By Seth Freed Wessler May 31, 2013

Fast food workers shut down as many as six restaurants in Seattle yesterday as a national movement of service workers demanding wage hikes and union rights gains momentum and logs small victories. 

Seattle is the sixth city in two months where fast food workers have gone on strike. The walk-outs, which usually last one day, are organized by local community and labor groups with the support of national unions.  Similar efforts are underway with other service workers as well. Earlier this week, New York City carwash workers won a contract for higher wages, guaranteed sick days and the creation of a grievance process.

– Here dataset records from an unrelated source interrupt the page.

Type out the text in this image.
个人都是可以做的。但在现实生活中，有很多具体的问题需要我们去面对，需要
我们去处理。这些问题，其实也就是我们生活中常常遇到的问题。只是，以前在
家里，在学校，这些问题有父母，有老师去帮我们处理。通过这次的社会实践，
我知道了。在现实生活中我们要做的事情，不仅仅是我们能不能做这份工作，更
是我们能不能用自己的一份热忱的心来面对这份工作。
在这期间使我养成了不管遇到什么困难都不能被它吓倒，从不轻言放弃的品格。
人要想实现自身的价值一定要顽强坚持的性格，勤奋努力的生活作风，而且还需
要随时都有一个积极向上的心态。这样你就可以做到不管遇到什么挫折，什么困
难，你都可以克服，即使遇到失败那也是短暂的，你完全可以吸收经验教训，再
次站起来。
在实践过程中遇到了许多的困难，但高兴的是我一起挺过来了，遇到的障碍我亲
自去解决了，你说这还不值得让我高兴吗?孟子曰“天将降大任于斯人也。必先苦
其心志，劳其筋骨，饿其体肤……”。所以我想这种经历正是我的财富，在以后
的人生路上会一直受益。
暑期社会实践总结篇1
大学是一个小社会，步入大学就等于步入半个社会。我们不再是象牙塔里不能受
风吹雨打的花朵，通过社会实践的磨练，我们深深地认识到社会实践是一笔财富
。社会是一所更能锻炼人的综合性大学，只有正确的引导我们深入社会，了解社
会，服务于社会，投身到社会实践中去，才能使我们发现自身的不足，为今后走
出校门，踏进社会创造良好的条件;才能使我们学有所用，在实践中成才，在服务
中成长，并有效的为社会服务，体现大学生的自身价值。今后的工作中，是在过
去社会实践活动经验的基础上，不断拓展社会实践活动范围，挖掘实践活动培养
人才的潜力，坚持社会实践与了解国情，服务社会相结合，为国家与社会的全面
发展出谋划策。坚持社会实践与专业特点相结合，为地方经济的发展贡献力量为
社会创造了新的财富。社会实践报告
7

The Huffington Post reports:

Stuart Appelbaum, president of the Retail, Wholesale and Department Store Union, said workers at the Astoria Car Wash & Hi-Tek 10 Minute Lube in Queens voted overwhelmingly in favor of the contract, which increases wages from the current minimum wage of $7.25 to $9.18 after three years. The agreement also guarantees sick and personal days for workers and establishes a grievance process for complaints.

Unions, in concert with faith and community groups, have made a significant push in recent years to organize the mostly Latino immigrant workforces that clean cars in Los Angeles, New York and Chicago. Workers often toil for the minimum wage or less, handling potentially dangerous chemicals, with little or no job security.

The fast food strikers are hoping for similar victories. The same group that spearheaded the car wash union drive, New York Communities For Change, also organized the first fast food strike in New York last year. But so far, no fast workers in any of the strike locations have formed a union or won the $15 hour wages they demand. In addition to New York and Seattle, workers have staged walk-outs in Detroit, Milwaukee, St. Louis and Chicago.

Though a significant victory, the $9.18 wage hike for the car wash workers does not amount to a living wage for a family in New York City. According to an MIT calculation, a single adult needs to earn more than $12 an hour to get by.  An adult with one kid needs to make twice that amount.

The struggles of low-wage service sector workers do appear to be getting some small attention from Washington, where the Congressional Progressive Caucus announced it would make low wage work one of it’s core issues.  Rep. Keith Ellison, D–Minn., told MSNBC this week that he another other CPC members would launch a national tour to "highlight the problem of stagnant and low wages for American workers."